Authorities in India have confessed that Africa’s rapid expansion of the hydrocarbon sector has led the Asian country to focus on the continent as a vital region for sourcing petroleum products in coming years.
India’s Minister of Petroleum and Natural Gas Shri Dharmendra Pradhan speaking at the 4th India-Africa Hydrocarbons Conference in Delhi recently said Indian oil companies now have keen interest in Africa because of the continent’s hydrocarbon potential.
The 2-day Conference attracted government and private sector officials from some of Africa’s oil producing countries in the north and those African nations which are emerging as oil producers like Uganda, Kenya and Ghana.
“As a matter of policy, the present Indian government is keen to move towards a geographically diversified energy basket. This has resulted in India's greater focus on Africa as a vital region for sourcing petroleum products in coming years,” Pradhan stated at the opening of the conference on 21st January.
India in 2014 imported 32 Million Metric Tonnes of crude in 2014 from Africa; 3 Million Metric Tonnes from North Africa and 29 Million Metric Tonnes from West Africa, mainly from Nigeria and Angola constituting approximately 16% of the country’s consumption.
“It is clear from our crude import figures that Africa has played an important role in India's energy security,” Pradhan asserted before calling for collaborative development and creating a brighter future for the people of India and Africa.
"There are several reasons for us to believe that Africa will be the perfect partner in the hydrocarbon space. India's scarcity of domestic energy resources can be offset by Africa's surplus energy reserves – which accounts for about 15% of current proved accessible global oil reserves.
Over the past two decades, the African hydrocarbon sector has seen rapid growth. The new discoveries in Africa have seen oil reserves grow by over 100% and gas reserves grow by over 55%. We believe that this will greatly improve Africa's position as an exporter of not only oil but also gas.
On the other hand, India has emerged as the fastest growing major economy in the world today with over 7% GDP growth. As per estimates by World Bank, IMF and others, this growth trend is expected to continue," Pradan submitted in his conference speech.
Accordingly, India's energy consumption has been constantly increasing. The Compound Annual Growth Rate (CAGR) of Indian primary energy consumption in the last 15 years has been about 7.3% as compared to a global CAGR of 3%.
To sustain economic growth, especially the manufacturing, India's energy demand is going up further. According to the International Energy Agency's (IEA) World Energy Outlook 2015, India will contribute around 25% of the growth in global energy demand and would thus be the single largest contributor to energy growth globally.

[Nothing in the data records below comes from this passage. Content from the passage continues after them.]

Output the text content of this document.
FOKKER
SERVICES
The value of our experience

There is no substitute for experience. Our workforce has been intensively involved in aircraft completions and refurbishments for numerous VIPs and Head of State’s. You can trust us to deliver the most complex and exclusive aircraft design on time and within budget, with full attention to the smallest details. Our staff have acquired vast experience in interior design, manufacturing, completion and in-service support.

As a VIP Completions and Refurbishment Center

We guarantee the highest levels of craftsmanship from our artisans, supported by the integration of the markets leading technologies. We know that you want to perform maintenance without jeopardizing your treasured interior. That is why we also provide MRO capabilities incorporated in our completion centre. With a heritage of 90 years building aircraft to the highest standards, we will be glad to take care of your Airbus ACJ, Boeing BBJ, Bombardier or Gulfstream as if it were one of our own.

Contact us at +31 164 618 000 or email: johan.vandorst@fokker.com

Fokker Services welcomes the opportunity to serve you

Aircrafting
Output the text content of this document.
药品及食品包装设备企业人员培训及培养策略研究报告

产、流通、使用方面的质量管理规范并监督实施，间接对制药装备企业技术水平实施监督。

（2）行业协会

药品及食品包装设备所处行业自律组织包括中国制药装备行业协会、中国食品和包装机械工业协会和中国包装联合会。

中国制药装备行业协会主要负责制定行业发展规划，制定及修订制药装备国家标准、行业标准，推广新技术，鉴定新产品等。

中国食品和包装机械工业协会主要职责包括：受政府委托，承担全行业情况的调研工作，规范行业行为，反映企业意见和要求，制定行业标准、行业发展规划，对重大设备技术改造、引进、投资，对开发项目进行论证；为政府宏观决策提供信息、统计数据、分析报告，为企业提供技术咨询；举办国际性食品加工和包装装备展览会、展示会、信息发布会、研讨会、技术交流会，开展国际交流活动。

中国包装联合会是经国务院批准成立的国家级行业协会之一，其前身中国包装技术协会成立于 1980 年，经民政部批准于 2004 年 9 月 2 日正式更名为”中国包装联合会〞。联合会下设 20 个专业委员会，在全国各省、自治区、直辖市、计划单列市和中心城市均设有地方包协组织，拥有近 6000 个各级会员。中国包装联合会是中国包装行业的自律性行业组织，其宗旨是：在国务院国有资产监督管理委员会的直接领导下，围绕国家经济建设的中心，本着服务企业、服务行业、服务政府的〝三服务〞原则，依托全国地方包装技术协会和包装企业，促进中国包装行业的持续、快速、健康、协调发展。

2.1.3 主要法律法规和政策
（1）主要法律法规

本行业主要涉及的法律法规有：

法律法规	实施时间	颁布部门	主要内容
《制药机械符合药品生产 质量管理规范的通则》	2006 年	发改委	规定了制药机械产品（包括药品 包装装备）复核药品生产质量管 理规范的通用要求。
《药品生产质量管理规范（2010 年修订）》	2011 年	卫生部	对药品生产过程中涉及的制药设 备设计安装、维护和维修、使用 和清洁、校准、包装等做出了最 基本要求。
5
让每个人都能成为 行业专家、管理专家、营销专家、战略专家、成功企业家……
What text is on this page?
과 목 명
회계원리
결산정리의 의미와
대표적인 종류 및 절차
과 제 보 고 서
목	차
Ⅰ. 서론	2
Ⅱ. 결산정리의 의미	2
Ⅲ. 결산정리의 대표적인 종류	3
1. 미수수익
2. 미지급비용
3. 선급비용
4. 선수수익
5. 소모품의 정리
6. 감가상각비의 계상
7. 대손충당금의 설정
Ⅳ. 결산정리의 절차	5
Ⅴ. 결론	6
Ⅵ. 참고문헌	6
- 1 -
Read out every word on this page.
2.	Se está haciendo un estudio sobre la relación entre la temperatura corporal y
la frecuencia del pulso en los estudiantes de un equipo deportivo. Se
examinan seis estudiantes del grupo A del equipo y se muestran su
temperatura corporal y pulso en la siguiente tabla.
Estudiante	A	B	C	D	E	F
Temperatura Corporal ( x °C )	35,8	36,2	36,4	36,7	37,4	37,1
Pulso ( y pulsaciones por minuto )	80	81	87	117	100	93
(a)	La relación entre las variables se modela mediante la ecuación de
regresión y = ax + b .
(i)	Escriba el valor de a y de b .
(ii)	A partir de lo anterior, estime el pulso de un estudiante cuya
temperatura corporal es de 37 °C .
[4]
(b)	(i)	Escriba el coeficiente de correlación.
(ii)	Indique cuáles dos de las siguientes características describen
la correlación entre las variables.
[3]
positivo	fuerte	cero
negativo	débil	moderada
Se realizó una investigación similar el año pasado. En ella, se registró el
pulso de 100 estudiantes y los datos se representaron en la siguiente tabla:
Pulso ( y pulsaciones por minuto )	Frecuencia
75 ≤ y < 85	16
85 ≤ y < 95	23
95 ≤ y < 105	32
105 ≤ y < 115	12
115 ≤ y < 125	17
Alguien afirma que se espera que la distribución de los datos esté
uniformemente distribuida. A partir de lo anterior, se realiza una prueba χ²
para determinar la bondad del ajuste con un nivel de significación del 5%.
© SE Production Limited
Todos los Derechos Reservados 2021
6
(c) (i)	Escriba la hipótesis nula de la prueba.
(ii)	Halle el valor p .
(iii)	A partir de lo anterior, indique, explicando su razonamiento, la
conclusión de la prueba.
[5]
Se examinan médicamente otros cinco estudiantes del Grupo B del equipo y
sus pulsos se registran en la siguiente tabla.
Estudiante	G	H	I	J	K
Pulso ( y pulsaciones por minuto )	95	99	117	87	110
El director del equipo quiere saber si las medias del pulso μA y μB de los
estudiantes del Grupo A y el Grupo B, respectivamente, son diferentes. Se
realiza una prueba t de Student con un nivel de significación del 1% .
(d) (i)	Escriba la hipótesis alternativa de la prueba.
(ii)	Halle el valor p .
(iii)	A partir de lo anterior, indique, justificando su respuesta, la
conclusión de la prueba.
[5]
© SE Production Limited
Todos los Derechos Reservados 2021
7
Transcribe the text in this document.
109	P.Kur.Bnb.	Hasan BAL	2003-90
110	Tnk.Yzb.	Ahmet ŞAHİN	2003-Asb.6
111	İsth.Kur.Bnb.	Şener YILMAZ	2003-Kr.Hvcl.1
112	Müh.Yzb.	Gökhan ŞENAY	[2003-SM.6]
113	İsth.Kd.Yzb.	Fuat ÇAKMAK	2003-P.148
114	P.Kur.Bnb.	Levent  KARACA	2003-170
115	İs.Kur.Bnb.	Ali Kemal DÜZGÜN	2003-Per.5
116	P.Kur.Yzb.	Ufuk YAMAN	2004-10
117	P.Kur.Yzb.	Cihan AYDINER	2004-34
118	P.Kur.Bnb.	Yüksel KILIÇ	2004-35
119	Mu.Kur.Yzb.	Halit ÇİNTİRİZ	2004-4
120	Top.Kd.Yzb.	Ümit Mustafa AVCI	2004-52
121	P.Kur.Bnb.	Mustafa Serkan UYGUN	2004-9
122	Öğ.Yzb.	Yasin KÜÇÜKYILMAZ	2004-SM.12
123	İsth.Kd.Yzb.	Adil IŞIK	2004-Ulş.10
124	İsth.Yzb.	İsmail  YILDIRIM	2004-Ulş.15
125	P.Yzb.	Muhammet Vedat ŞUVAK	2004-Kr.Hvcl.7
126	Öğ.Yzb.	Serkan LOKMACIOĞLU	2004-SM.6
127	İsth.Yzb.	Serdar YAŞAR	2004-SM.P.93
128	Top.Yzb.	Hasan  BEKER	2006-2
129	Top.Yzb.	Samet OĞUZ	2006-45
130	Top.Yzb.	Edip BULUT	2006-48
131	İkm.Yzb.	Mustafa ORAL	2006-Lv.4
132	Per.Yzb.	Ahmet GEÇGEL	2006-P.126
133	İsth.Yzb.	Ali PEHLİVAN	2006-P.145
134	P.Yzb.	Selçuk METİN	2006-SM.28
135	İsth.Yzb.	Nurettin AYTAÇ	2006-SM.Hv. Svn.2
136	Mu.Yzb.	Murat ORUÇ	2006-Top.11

“We import nearly 78% of our crude oil & 35% of our natural gas requirements. However, while being deficient in natural hydrocarbon resources, we have built significant capacities and capabilities in products and processing of hydrocarbons.
Despite being a net importer of crude oil, India, with 23 refineries, has become a net exporter of petroleum products by investing in refineries designed for export. India has emerged as a refining hub with the fourth largest refining capacity in the world with 4.5% of world share.
Indian refineries have the highest complexity and can refine almost 180 kinds of crude. In 2014-15, India exported 63 Million Metric Tonnes of petroleum products to more than 55 countries around the world.” Pradhan emphasized.
The 4th India-Africa Hydrocarbons Conference, under the theme "Energizing the bottom of the pyramid – Together towards tomorrow", was building on successful accomplishment of the first three conferences held in 2007, 2009, and 2011 respectively.
It was organized by the Ministry of Petroleum and Natural Gas, Government of India, to advance discussions on energy co-operation between African nations and India.
The India-Africa Hydrocarbons Conference was conceptualized in 2007 with the objective to foster bilateral trade relations in the hydrocarbons sector, understand policy and regulatory frameworks and offer opportunities for strategic partnerships in upstream and downstream sectors of the two regions.